Learning to make money from good school reports

Picture: PA Wire
Picture: PA Wire

If I’ve taught our daughters one thing, I hope it is how to think on their feet. And judging by their latest moneymaking enterprise, my efforts seem to have been a success.

Aged 15 and 12, they have learned how to monetize their school reports.

Beauty and brains is a deadly combination so watch our world, here they come.

In the past couple of weeks they’ve brought home reports that would make Stephen Hawking blush.

They are littered with comments such as “excellent work ethic” and “commendation for excellent progress” along with stellar expected GCSE grades.

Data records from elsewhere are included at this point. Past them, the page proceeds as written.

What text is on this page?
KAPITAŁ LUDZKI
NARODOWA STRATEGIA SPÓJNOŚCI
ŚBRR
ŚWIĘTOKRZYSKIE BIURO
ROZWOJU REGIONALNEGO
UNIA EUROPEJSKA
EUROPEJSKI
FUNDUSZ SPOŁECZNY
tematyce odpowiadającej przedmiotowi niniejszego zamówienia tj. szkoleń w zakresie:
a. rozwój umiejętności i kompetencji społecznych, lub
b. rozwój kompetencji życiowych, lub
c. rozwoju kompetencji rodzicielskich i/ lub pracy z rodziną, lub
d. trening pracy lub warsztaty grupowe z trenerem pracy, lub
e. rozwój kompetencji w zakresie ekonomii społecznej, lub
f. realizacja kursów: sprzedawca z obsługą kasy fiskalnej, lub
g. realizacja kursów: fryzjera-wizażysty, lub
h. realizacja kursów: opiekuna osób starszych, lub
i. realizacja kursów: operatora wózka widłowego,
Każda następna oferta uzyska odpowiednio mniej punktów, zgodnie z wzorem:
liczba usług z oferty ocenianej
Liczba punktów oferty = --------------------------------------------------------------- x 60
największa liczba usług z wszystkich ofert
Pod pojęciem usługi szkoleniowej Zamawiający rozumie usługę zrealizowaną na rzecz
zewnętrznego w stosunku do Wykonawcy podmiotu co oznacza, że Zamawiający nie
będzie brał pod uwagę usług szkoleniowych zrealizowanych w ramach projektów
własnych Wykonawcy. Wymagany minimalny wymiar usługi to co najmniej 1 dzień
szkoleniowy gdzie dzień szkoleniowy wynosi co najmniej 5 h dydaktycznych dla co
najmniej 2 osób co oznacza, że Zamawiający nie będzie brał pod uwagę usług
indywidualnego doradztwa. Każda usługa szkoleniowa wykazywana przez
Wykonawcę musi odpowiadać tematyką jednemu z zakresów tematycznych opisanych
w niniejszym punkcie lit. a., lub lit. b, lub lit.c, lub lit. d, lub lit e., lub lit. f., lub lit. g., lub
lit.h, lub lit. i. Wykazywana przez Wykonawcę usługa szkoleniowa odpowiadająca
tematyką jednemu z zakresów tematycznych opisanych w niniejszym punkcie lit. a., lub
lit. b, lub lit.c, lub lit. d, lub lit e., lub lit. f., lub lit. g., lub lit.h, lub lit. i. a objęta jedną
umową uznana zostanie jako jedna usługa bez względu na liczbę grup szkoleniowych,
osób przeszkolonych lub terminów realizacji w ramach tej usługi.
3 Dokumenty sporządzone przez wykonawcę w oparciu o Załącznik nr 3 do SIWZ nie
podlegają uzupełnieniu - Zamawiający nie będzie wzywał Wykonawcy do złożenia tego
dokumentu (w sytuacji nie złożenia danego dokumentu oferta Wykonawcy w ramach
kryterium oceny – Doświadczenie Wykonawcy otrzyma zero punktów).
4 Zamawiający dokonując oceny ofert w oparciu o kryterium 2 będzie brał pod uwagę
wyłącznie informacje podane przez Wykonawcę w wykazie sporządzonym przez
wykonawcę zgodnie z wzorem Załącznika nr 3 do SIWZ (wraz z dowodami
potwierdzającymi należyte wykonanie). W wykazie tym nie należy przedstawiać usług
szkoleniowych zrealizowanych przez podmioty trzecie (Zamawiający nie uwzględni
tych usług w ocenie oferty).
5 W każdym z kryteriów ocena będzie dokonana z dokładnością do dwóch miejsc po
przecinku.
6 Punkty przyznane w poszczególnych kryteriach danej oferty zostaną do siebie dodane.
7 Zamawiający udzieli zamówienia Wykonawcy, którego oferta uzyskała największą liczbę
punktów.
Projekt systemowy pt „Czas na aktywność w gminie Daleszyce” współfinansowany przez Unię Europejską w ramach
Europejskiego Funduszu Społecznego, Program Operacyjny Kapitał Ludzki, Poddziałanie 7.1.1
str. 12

And now they want paying. Between them they agreed that 20 of your English pounds is adequate recompense for their labour. In folding cash. And can they have it now please because they’re off to see The Vaccines in Manchester.

Doing well at school is a lot less hassle than not doing well at school. But as well as learning about the electromagnetic spectrum and manipulating and processing data, wouldn’t it be a good idea to learn about stuff you actually need to know?

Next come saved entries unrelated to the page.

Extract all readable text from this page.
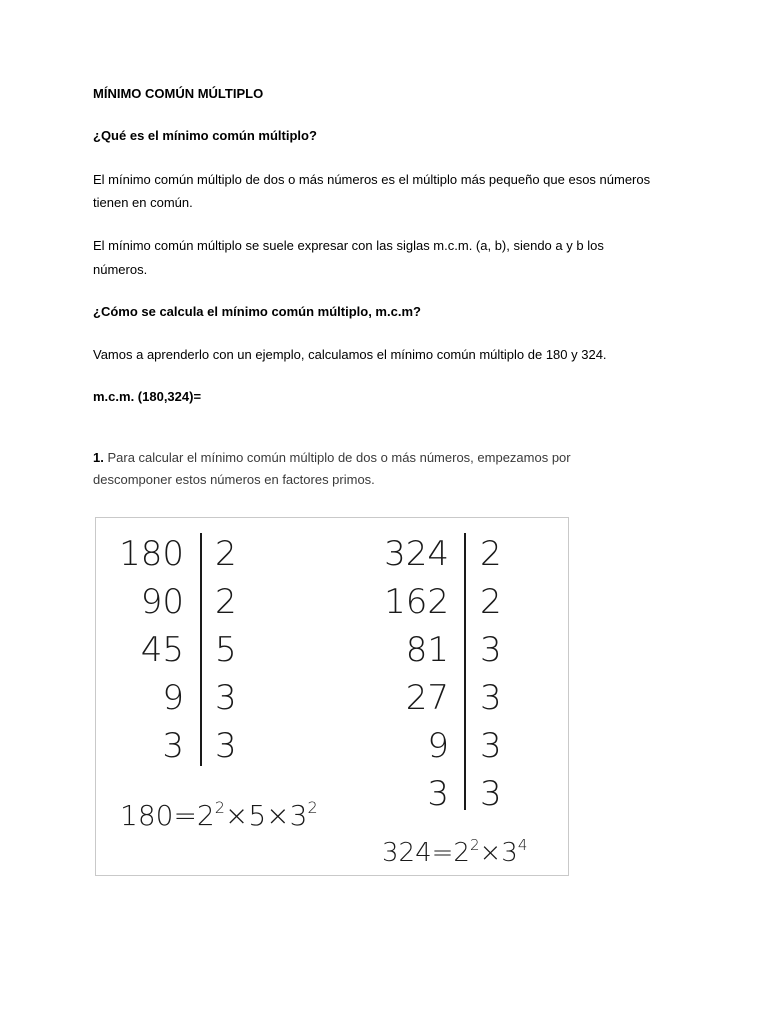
MÍNIMO COMÚN MÚLTIPLO
¿Qué es el mínimo común múltiplo?
El mínimo común múltiplo de dos o más números es el múltiplo más pequeño que esos números
tienen en común.
El mínimo común múltiplo se suele expresar con las siglas m.c.m. (a, b), siendo a y b los
números.
¿Cómo se calcula el mínimo común múltiplo, m.c.m?
Vamos a aprenderlo con un ejemplo, calculamos el mínimo común múltiplo de 180 y 324.
m.c.m. (180,324)=
1. Para calcular el mínimo común múltiplo de dos o más números, empezamos por
descomponer estos números en factores primos.
180
90
45
9
3
2
2
5
3
3
$180=2^2\times 5\times 3^2$
324
162
81
27
9
3
2
2
3
3
3
3
$324=2^2\times 3^4$
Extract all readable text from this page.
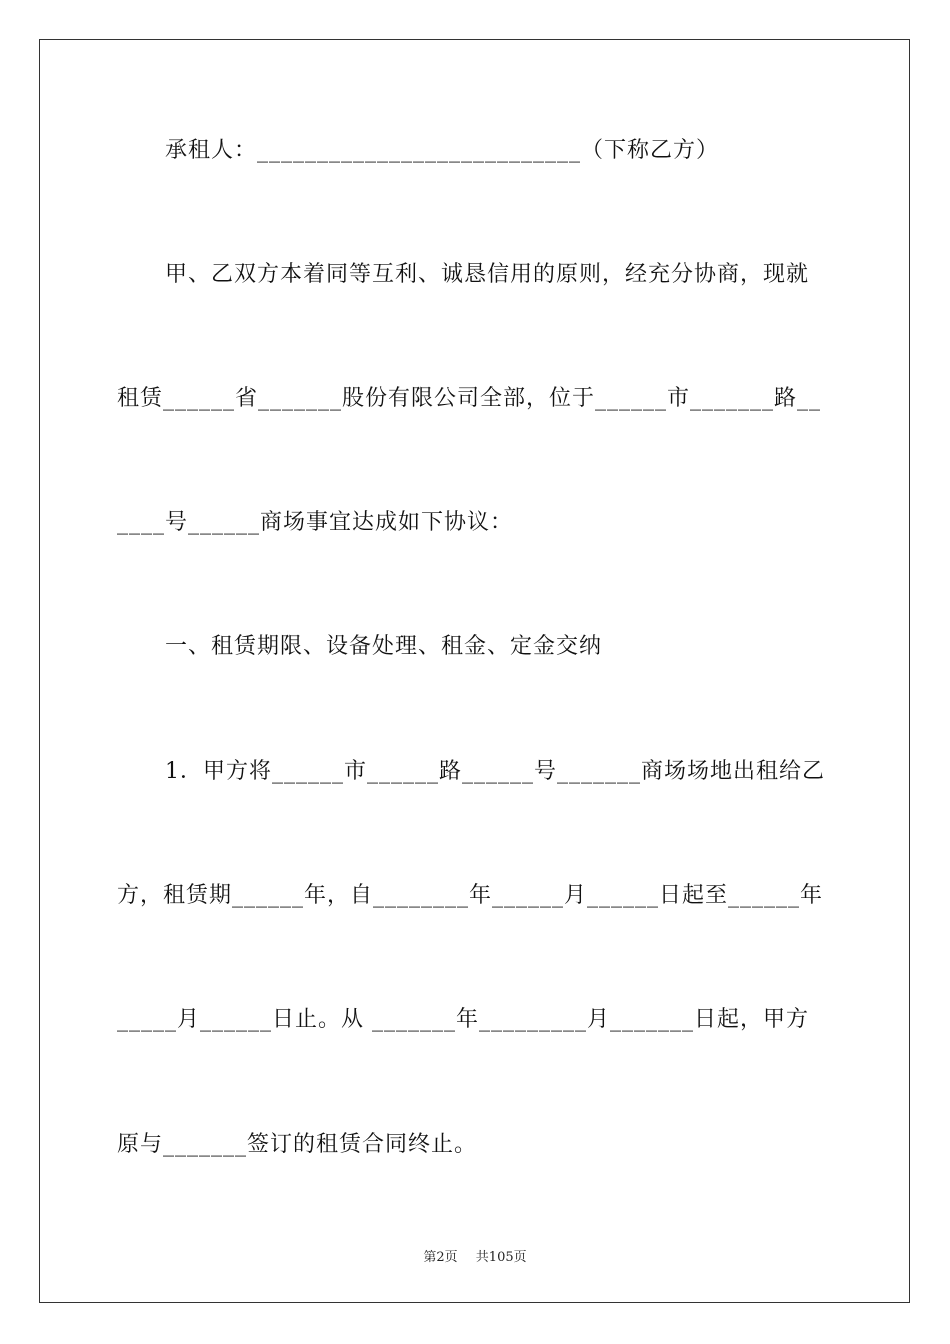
承租人：___________________________（下称乙方）
甲、乙双方本着同等互利、诚恳信用的原则，经充分协商，现就
租赁______省_______股份有限公司全部，位于______市_______路__
____号______商场事宜达成如下协议：
一、租赁期限、设备处理、租金、定金交纳
1．甲方将______市______路______号_______商场场地出租给乙
方，租赁期______年，自________年______月______日起至______年
_____月______日止。从 _______年_________月_______日起，甲方
原与_______签订的租赁合同终止。
第2页 共105页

Here’s my exam question. It’s a toughie so you’ll need the full three hours. The use of calculators and teary phone calls to mum and dad are permitted.

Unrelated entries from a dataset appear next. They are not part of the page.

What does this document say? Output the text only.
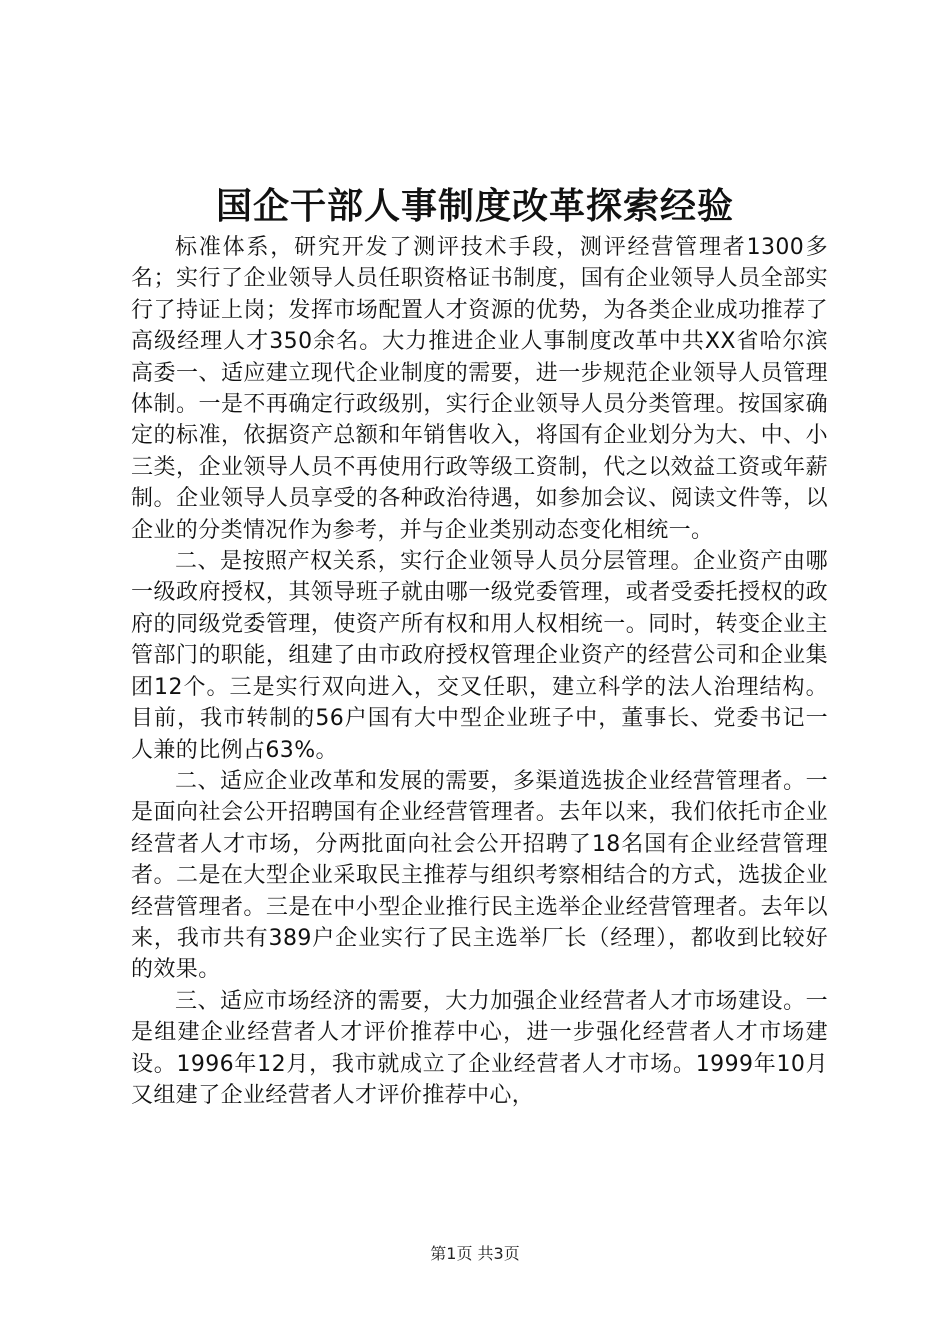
国企干部人事制度改革探索经验

标准体系，研究开发了测评技术手段，测评经营管理者1300多名；实行了企业领导人员任职资格证书制度，国有企业领导人员全部实行了持证上岗；发挥市场配置人才资源的优势，为各类企业成功推荐了高级经理人才350余名。大力推进企业人事制度改革中共XX省哈尔滨高委一、适应建立现代企业制度的需要，进一步规范企业领导人员管理体制。一是不再确定行政级别，实行企业领导人员分类管理。按国家确定的标准，依据资产总额和年销售收入，将国有企业划分为大、中、小三类，企业领导人员不再使用行政等级工资制，代之以效益工资或年薪制。企业领导人员享受的各种政治待遇，如参加会议、阅读文件等，以企业的分类情况作为参考，并与企业类别动态变化相统一。

二、是按照产权关系，实行企业领导人员分层管理。企业资产由哪一级政府授权，其领导班子就由哪一级党委管理，或者受委托授权的政府的同级党委管理，使资产所有权和用人权相统一。同时，转变企业主管部门的职能，组建了由市政府授权管理企业资产的经营公司和企业集团12个。三是实行双向进入，交叉任职，建立科学的法人治理结构。目前，我市转制的56户国有大中型企业班子中，董事长、党委书记一人兼的比例占63%。

二、适应企业改革和发展的需要，多渠道选拔企业经营管理者。一是面向社会公开招聘国有企业经营管理者。去年以来，我们依托市企业经营者人才市场，分两批面向社会公开招聘了18名国有企业经营管理者。二是在大型企业采取民主推荐与组织考察相结合的方式，选拔企业经营管理者。三是在中小型企业推行民主选举企业经营管理者。去年以来，我市共有389户企业实行了民主选举厂长（经理），都收到比较好的效果。

三、适应市场经济的需要，大力加强企业经营者人才市场建设。一是组建企业经营者人才评价推荐中心，进一步强化经营者人才市场建设。1996年12月，我市就成立了企业经营者人才市场。1999年10月又组建了企业经营者人才评价推荐中心，

第1页 共3页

Question 1. After completing your McDegree aged 21, the zero-hours contract job you’d have been qualified for at 16 pays £6.50 an hour. In a good week you get 30 hours’ work. Taking into account you don’t earn anywhere near enough to start repaying your £27,000 tuition fees or £12,000 student loan yet calculate how much money you’ve got left to live on every day after you’ve paid council tax, £300 monthly rent on your grotty flat and £43.50 a month watertight, two-year iPhone six contract.

But to be serious for once, schools should teach kids how to live on the minimum wage, because they’re going to need all the help they can get so they can eventually move out and mum and dad can go on those term-time skiing holidays.

Stuff like how to wallpaper, change a plug, fix a leaky tap, live on a weekly food budget of £20 and arguing with debt collection agencies will come in handy.